Matrimonial judge Gerald P. Garson, 72, has been under investigation for a year for allegedly accepting the favors from lawyers appearing before him.
Prosecutors in the office of District Attorney Charles Hynes secretly videotaped conversations Garson had with an attorney in the judge's robing room, sources said, part of a wider investigation into suspected wrongdoing by matrimonial court officials and attorneys.
As of late Wednesday night, a court officer, a court clerk and a lawyer also had surrendered to face charges in the case, a law enforcement source said. The court officer is suspected of steering cases to a judge. More arrests were expected.

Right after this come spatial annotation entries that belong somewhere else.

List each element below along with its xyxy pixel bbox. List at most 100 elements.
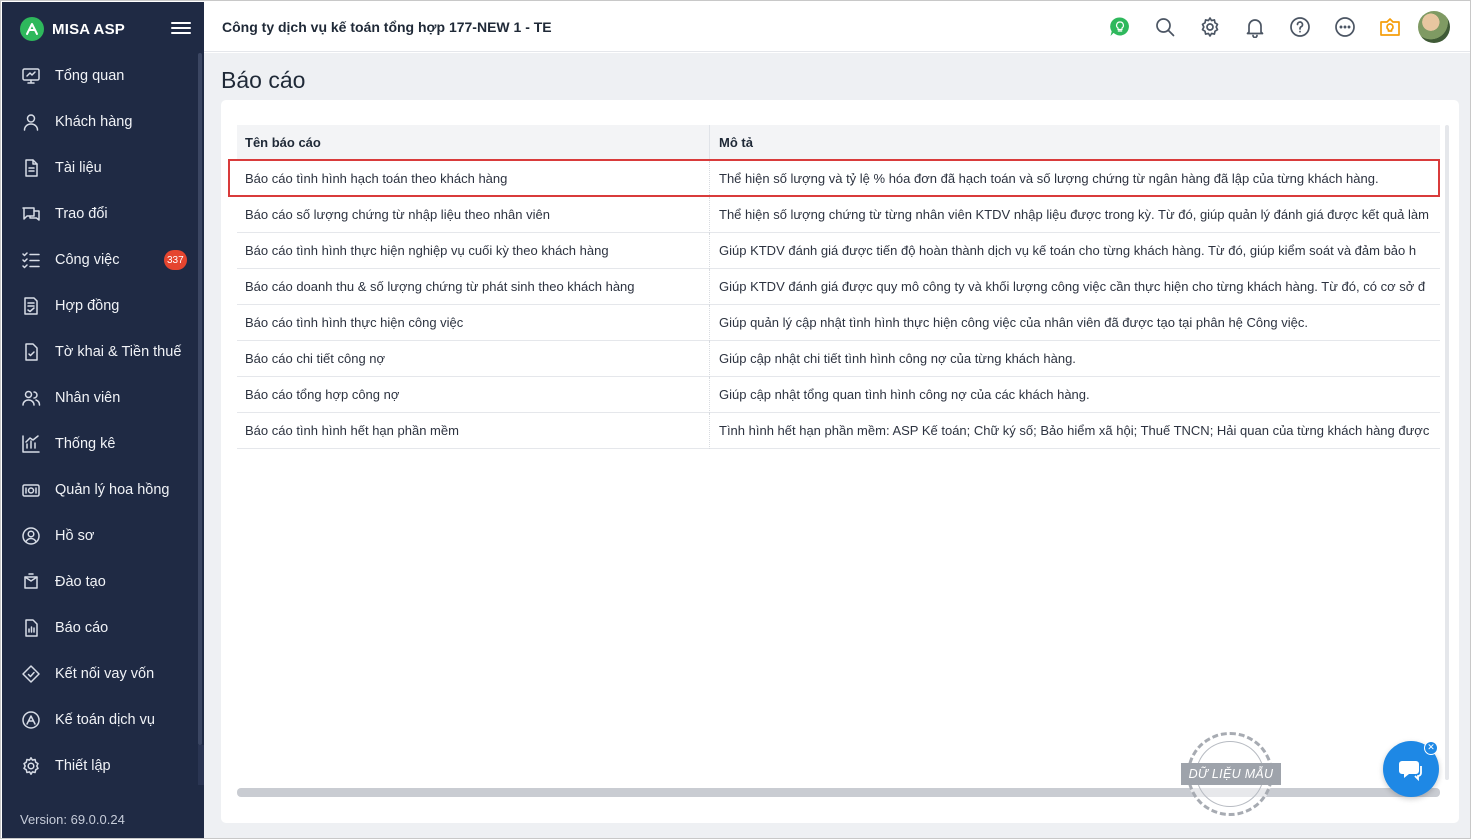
stats-icon xyxy=(20,433,42,455)
report-desc-cell: Giúp quản lý cập nhật tình hình thực hiệ… xyxy=(719,315,1308,330)
sidebar-item-tai-lieu[interactable]: Tài liệu xyxy=(2,145,198,191)
sidebar-nav: Tổng quan Khách hàng Tài liệu Trao đổi C… xyxy=(2,53,198,789)
menu-toggle-icon[interactable] xyxy=(171,19,191,37)
report-desc-cell: Giúp cập nhật chi tiết tình hình công nợ… xyxy=(719,351,1076,366)
sidebar-item-label: Thiết lập xyxy=(55,758,111,774)
search-icon[interactable] xyxy=(1142,11,1187,43)
news-icon[interactable] xyxy=(1367,11,1412,43)
sidebar-item-bao-cao[interactable]: Báo cáo xyxy=(2,605,198,651)
training-icon xyxy=(20,571,42,593)
profile-icon xyxy=(20,525,42,547)
sidebar-item-tong-quan[interactable]: Tổng quan xyxy=(2,53,198,99)
table-row[interactable]: Báo cáo doanh thu & số lượng chứng từ ph… xyxy=(237,269,1440,305)
sidebar-item-trao-doi[interactable]: Trao đổi xyxy=(2,191,198,237)
sidebar-item-label: Tờ khai & Tiền thuế xyxy=(55,344,182,360)
table-vertical-scrollbar[interactable] xyxy=(1445,125,1449,780)
sidebar-item-label: Quản lý hoa hồng xyxy=(55,482,170,498)
task-count-badge: 337 xyxy=(164,250,187,270)
report-desc-cell: Giúp cập nhật tổng quan tình hình công n… xyxy=(719,387,1090,402)
table-row[interactable]: Báo cáo tình hình hết hạn phần mềm Tình … xyxy=(237,413,1440,449)
report-card: Tên báo cáo Mô tả Báo cáo tình hình hạch… xyxy=(221,100,1459,823)
report-name-cell[interactable]: Báo cáo tình hình thực hiện công việc xyxy=(237,305,710,341)
report-name-cell[interactable]: Báo cáo chi tiết công nợ xyxy=(237,341,710,377)
report-name-cell[interactable]: Báo cáo doanh thu & số lượng chứng từ ph… xyxy=(237,269,710,305)
sidebar-item-thiet-lap[interactable]: Thiết lập xyxy=(2,743,198,789)
table-row[interactable]: Báo cáo tình hình thực hiện công việc Gi… xyxy=(237,305,1440,341)
sidebar: MISA ASP Tổng quan Khách hàng Tài liệu T… xyxy=(2,2,204,838)
sample-data-label: DỮ LIỆU MẪU xyxy=(1181,763,1281,785)
report-name-cell[interactable]: Báo cáo tình hình hết hạn phần mềm xyxy=(237,413,710,449)
sidebar-item-label: Khách hàng xyxy=(55,114,133,130)
version-text: Version: 69.0.0.24 xyxy=(20,812,125,827)
sidebar-item-dao-tao[interactable]: Đào tạo xyxy=(2,559,198,605)
main-content: Báo cáo Tên báo cáo Mô tả Báo cáo tình h… xyxy=(204,53,1470,838)
help-icon[interactable] xyxy=(1277,11,1322,43)
sidebar-item-label: Kết nối vay vốn xyxy=(55,666,155,682)
sidebar-item-ho-so[interactable]: Hồ sơ xyxy=(2,513,198,559)
chat-close-icon[interactable]: ✕ xyxy=(1424,741,1438,755)
brand-name: MISA ASP xyxy=(52,20,125,38)
chat-icon xyxy=(20,203,42,225)
sidebar-item-label: Tài liệu xyxy=(55,160,102,176)
table-header: Tên báo cáo Mô tả xyxy=(237,125,1440,161)
report-desc-cell: Thể hiện số lượng và tỷ lệ % hóa đơn đã … xyxy=(719,171,1379,186)
sidebar-item-vay-von[interactable]: Kết nối vay vốn xyxy=(2,651,198,697)
top-header: Công ty dịch vụ kế toán tổng hợp 177-NEW… xyxy=(204,2,1470,52)
company-name[interactable]: Công ty dịch vụ kế toán tổng hợp 177-NEW… xyxy=(222,19,552,35)
report-table: Tên báo cáo Mô tả Báo cáo tình hình hạch… xyxy=(237,125,1440,455)
report-desc-cell: Tình hình hết hạn phần mềm: ASP Kế toán;… xyxy=(719,423,1430,438)
column-header-name[interactable]: Tên báo cáo xyxy=(237,125,710,161)
chat-bubble-icon xyxy=(1399,761,1422,782)
staff-icon xyxy=(20,387,42,409)
table-row[interactable]: Báo cáo số lượng chứng từ nhập liệu theo… xyxy=(237,197,1440,233)
commission-icon xyxy=(20,479,42,501)
report-desc-cell: Thể hiện số lượng chứng từ từng nhân viê… xyxy=(719,207,1429,222)
sidebar-item-khach-hang[interactable]: Khách hàng xyxy=(2,99,198,145)
document-icon xyxy=(20,157,42,179)
misa-logo-icon xyxy=(20,17,44,41)
sidebar-item-ke-toan-dich-vu[interactable]: Kế toán dịch vụ xyxy=(2,697,198,743)
contract-icon xyxy=(20,295,42,317)
column-header-desc[interactable]: Mô tả xyxy=(710,125,1440,161)
dashboard-icon xyxy=(20,65,42,87)
user-avatar[interactable] xyxy=(1418,11,1450,43)
report-name-cell[interactable]: Báo cáo tình hình thực hiện nghiệp vụ cu… xyxy=(237,233,710,269)
table-row[interactable]: Báo cáo tình hình thực hiện nghiệp vụ cu… xyxy=(237,233,1440,269)
page-title: Báo cáo xyxy=(221,67,306,93)
report-name-cell[interactable]: Báo cáo tổng hợp công nợ xyxy=(237,377,710,413)
tasks-icon xyxy=(20,249,42,271)
report-desc-cell: Giúp KTDV đánh giá được quy mô công ty v… xyxy=(719,279,1426,294)
report-desc-cell: Giúp KTDV đánh giá được tiến độ hoàn thà… xyxy=(719,243,1417,258)
sidebar-item-thong-ke[interactable]: Thống kê xyxy=(2,421,198,467)
settings-icon[interactable] xyxy=(1187,11,1232,43)
bell-icon[interactable] xyxy=(1232,11,1277,43)
sidebar-item-label: Hồ sơ xyxy=(55,528,95,544)
sidebar-item-to-khai[interactable]: Tờ khai & Tiền thuế xyxy=(2,329,198,375)
accounting-icon xyxy=(20,709,42,731)
sidebar-item-label: Đào tạo xyxy=(55,574,106,590)
table-row[interactable]: Báo cáo tổng hợp công nợ Giúp cập nhật t… xyxy=(237,377,1440,413)
sidebar-item-label: Trao đổi xyxy=(55,206,108,222)
sidebar-item-label: Báo cáo xyxy=(55,620,109,636)
tax-icon xyxy=(20,341,42,363)
sidebar-item-label: Tổng quan xyxy=(55,68,125,84)
sidebar-item-label: Kế toán dịch vụ xyxy=(55,712,155,728)
sidebar-item-label: Nhân viên xyxy=(55,390,121,406)
report-name-cell[interactable]: Báo cáo số lượng chứng từ nhập liệu theo… xyxy=(237,197,710,233)
user-icon xyxy=(20,111,42,133)
sidebar-item-hoa-hong[interactable]: Quản lý hoa hồng xyxy=(2,467,198,513)
sidebar-item-hop-dong[interactable]: Hợp đồng xyxy=(2,283,198,329)
table-row[interactable]: Báo cáo chi tiết công nợ Giúp cập nhật c… xyxy=(237,341,1440,377)
header-actions xyxy=(1097,11,1450,43)
loan-icon xyxy=(20,663,42,685)
more-icon[interactable] xyxy=(1322,11,1367,43)
app-window: MISA ASP Tổng quan Khách hàng Tài liệu T… xyxy=(0,0,1471,839)
idea-icon[interactable] xyxy=(1097,11,1142,43)
table-row[interactable]: Báo cáo tình hình hạch toán theo khách h… xyxy=(237,161,1440,197)
brand[interactable]: MISA ASP xyxy=(20,16,125,42)
sidebar-item-nhan-vien[interactable]: Nhân viên xyxy=(2,375,198,421)
report-name-cell[interactable]: Báo cáo tình hình hạch toán theo khách h… xyxy=(237,161,710,197)
settings-icon xyxy=(20,755,42,777)
sidebar-scrollbar[interactable] xyxy=(198,53,202,745)
sidebar-item-cong-viec[interactable]: Công việc 337 xyxy=(2,237,198,283)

Investigators are looking at charges that Garson accepted free meals from attorneys appearing before him and up to $1,000 for giving an attorney a court appointment, the sources said. The charges could include felonies and misdemeanors, they said.
The probe is another traumatic development for the borough's judiciary, which last year saw the resignation of Supreme Court Justice Victor Barron, convicted on charges he took a bribe from a lawyer to sign an order in an accident settlement. Barron was sentenced to 9 years in prison.
"Morale is not good in Brooklyn," one court source said.
Brooklyn Administrative Judge Ann Pfau was scheduled to hold a meeting Thursday morning with all of the judges in the borough to bring them up to speed on the investigation.
"I cannot confirm nor deny an investigation," said Jerry Schmetterer, a spokesman for Hynes.
Sources said Wednesday night that Garson, who lives on Manhattan's Upper East Side, will be facing charges of accepting a reward for official misconduct, a felony, and accepting an illegal gratuity, a misdemeanor.
Garson, elected to the bench in 1998, did not return calls to his home and office or answer an e-mail message seeking comment Wednesday afternoon. Because he is over 70, he is a "certificated" judge, meaning he has to be approved for continued service up to the mandatory retirement age of 75.
Garson, a Democrat who has been allied with former Borough President Howard Golden, is one of three members of his family on the bench in Brooklyn. His wife, Robin, was elected to a Civil Court seat, and and his cousin Michael J. Garson was elected to the Supreme Court. Neither is accused of wrongdoing.
Gerald Garson, as a private attorney in the 1970s, was accused of giving an improper gift -- a weekend stay at a resort -- to a state court judge and his wife. In that case, Justice Frank Vaccaro, who had sat in Civil Court and then State Supreme Court in Brooklyn, was suspended without pay for six months after he was found to have checked into Kutsher's Country Club in 1972 under a false name to conceal his presence as a guest of Garson's firm.
Garson was censured by the state Appellate Division in 1984 for "conferring gifts, gratuities and benefits" on a civil court judge and his wife, according to court records. The censure order noted that Garson and the judge had a "long-standing social relationship" and that there was no evidence the gift was an attempt to influence the judge.